Over time, I've learned this pressure isn't a flaw. It’s the cost of working in a thriving, high-growth environment. Today, I'm no longer surprised or frustrated by urgency. As a technology leader, I don't just push back on unrealistic demands but I collaborate to find a path that's both ambitious and achievable.
I bring transparency to both sides: helping business stakeholders understand my team's constraints, and helping my team understand the "why" behind the urgency. The magic happens in those conversations. When both sides understand the constraints and stakes, you often find creative solutions nobody saw before. And sometimes, yes, the answer is still working weekends, but at least everyone knows why.
Reality Check
I often tell my teams, especially younger professionals: You're not here just to do the work; you're here to own it and your time. The onus to create a well-balanced life is much more in your hands than you realize, unless you're working in a very demanding environment or for a bad manager who doesn't respect your time.
That means mastering the fundamentals: estimate your work realistically, manage your time diligently and communicate clearly. Your manager makes the final call, but your input shapes that call. If your voice isn't being heard or is constantly ignored, that's a signal worth paying attention to.
Don't expect a smooth ride all the time. There will be stretches. That's not failure; that's life in any job that matters. It only becomes a problem when stretching becomes the default, not the exception.
Finally, if you're never stretched, you've probably stopped growing. But if you're always stretched, you need to pause and inspect.
Four Ways to Take Ownership
For anyone trying to create sustainable work life, especially in high-pressure environments, here are ways to assess, calibrate, and adjust:
Be clear on your priorities. Figure out what matters beyond your job. Your career is a marathon, through many life phases with changing priorities. Be mindful of your current phase and what needs to fit into those six discretionary hours.

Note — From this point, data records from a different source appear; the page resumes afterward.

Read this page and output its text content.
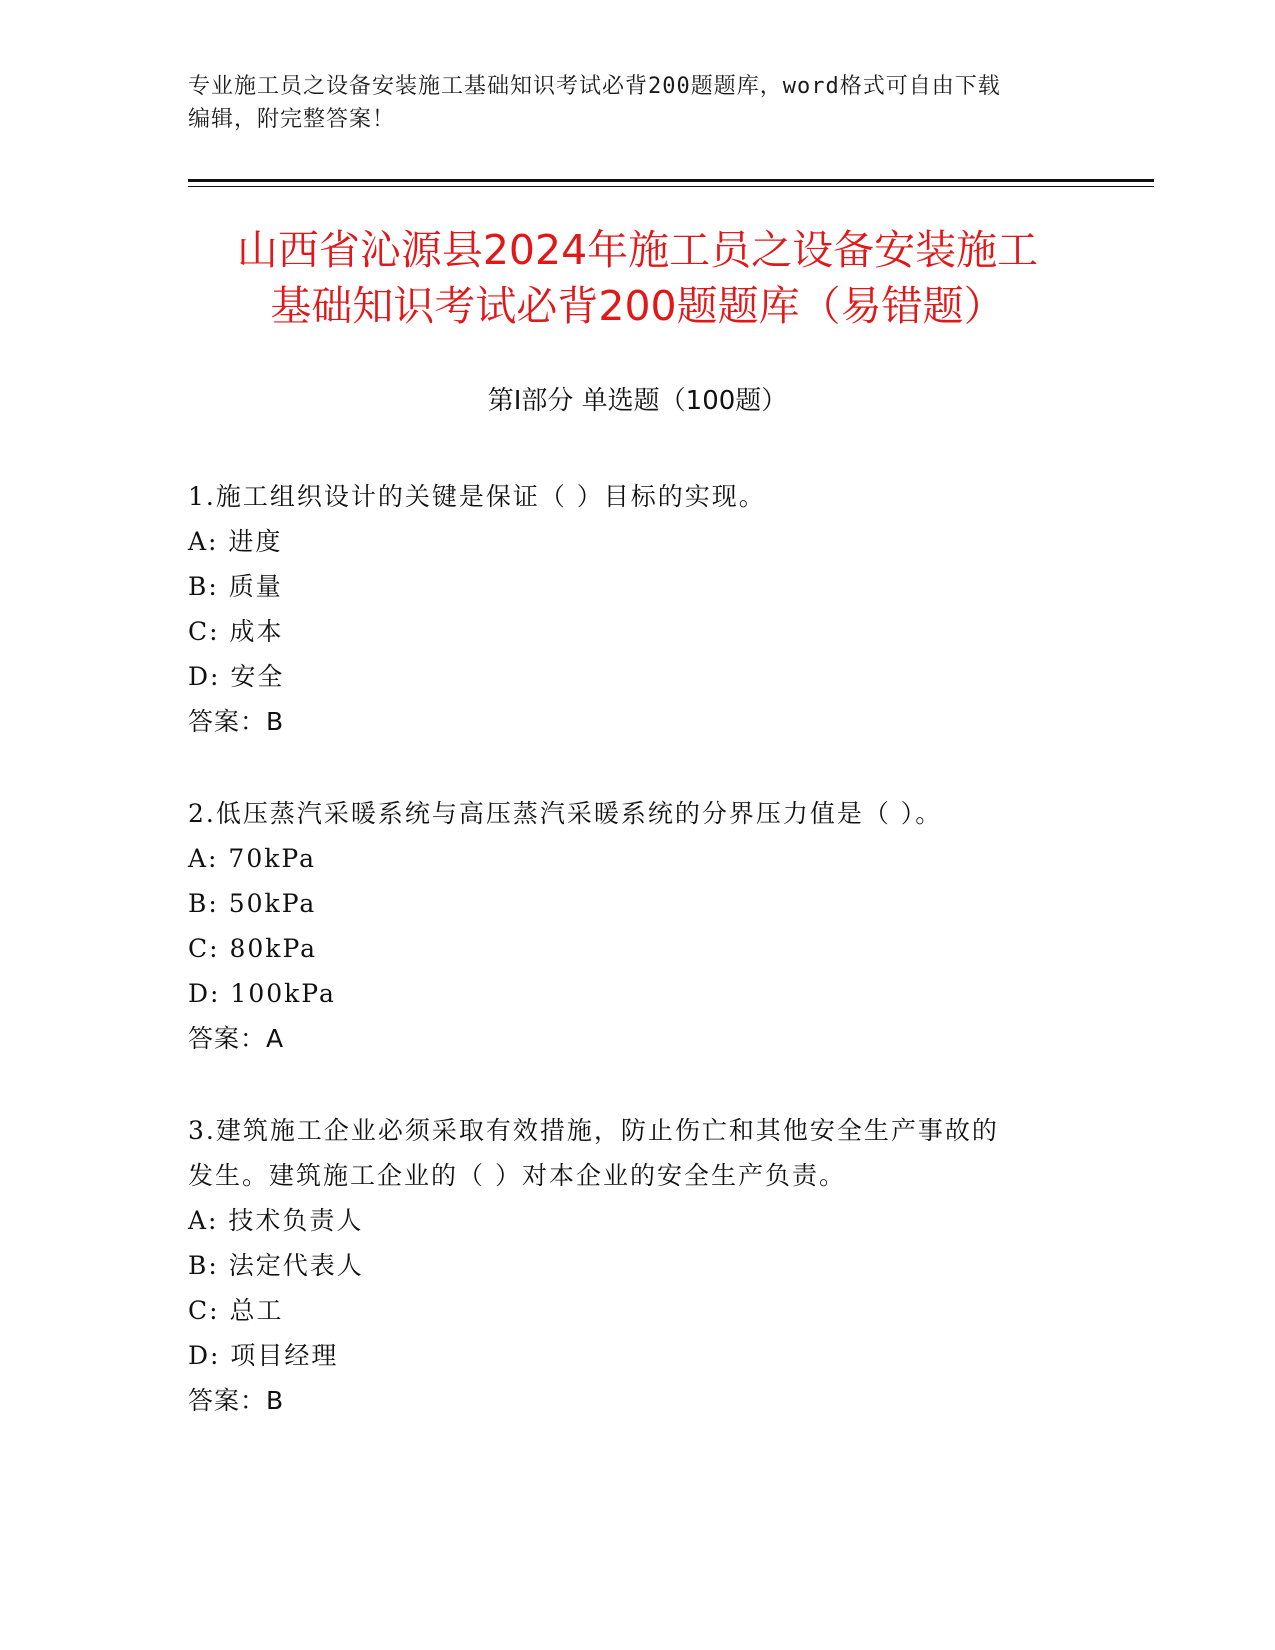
专业施工员之设备安装施工基础知识考试必背200题题库，word格式可自由下载
编辑，附完整答案！
山西省沁源县2024年施工员之设备安装施工
基础知识考试必背200题题库（易错题）
第Ⅰ部分 单选题（100题）
1.施工组织设计的关键是保证（ ）目标的实现。
A: 进度
B: 质量
C: 成本
D: 安全
答案：B
2.低压蒸汽采暖系统与高压蒸汽采暖系统的分界压力值是（ ）。
A: 70kPa
B: 50kPa
C: 80kPa
D: 100kPa
答案：A
3.建筑施工企业必须采取有效措施，防止伤亡和其他安全生产事故的
发生。建筑施工企业的（ ）对本企业的安全生产负责。
A: 技术负责人
B: 法定代表人
C: 总工
D: 项目经理
答案：B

Be real and realistic. Understand your company's business model, culture, your team's rhythm and your manager's style. How do they expect you to plan, report progress, raise risks, and ask for help? You can't thrive without playing by their rules. Be mindful of what you're choosing so your expectations align. You can't pursue a fast-paced, high-paying job and expect it won't have aggressive deadlines.
You can't fix what you don't see. Track your time. What's driving the long hours? Too much work assigned, or or are you falling into what David Anderson calls the 'I got this!' strategy—taking on more than you can realistically handle? Is someone else's poor planning becoming your emergency? Is it your estimation gap or someone else's? A leadership gap? Is your manager routinely expecting more?
Zoom out and see the bigger picture. Is this temporary, tied to a specific launch, or systemic? A team issue or organizational pattern? Can you speak up and help change it?
Now Your Turn
So if you've missed your son's game, skipped family dinner, or sacrificed the gym again, you're not alone. Just don't let it become your default without noticing. You have more say than you think.
Take action: Pick one hour this week to audit your time. What trade-offs are you making by default? What would it look like to choose them instead?
What throws you off most when work-life balance goes sideways? Share your thoughts below.
Some great ideas here, Vasantha! As an Amazonian I can totally relate! :)
Well said Vasantha. I often think of work demands as an irregular sine curve. There will always be peaks (those stretch moments) even with good planning, cohesive teams, thoughtful bosses, collaborative clients. What I found important was being intentional around the lulls: during those periods to make sure to be engaged in my non-work life - spending time with family and friends and those activities that are important to me. Not to needlessly over deliver at work. That was my version of work-life harmony.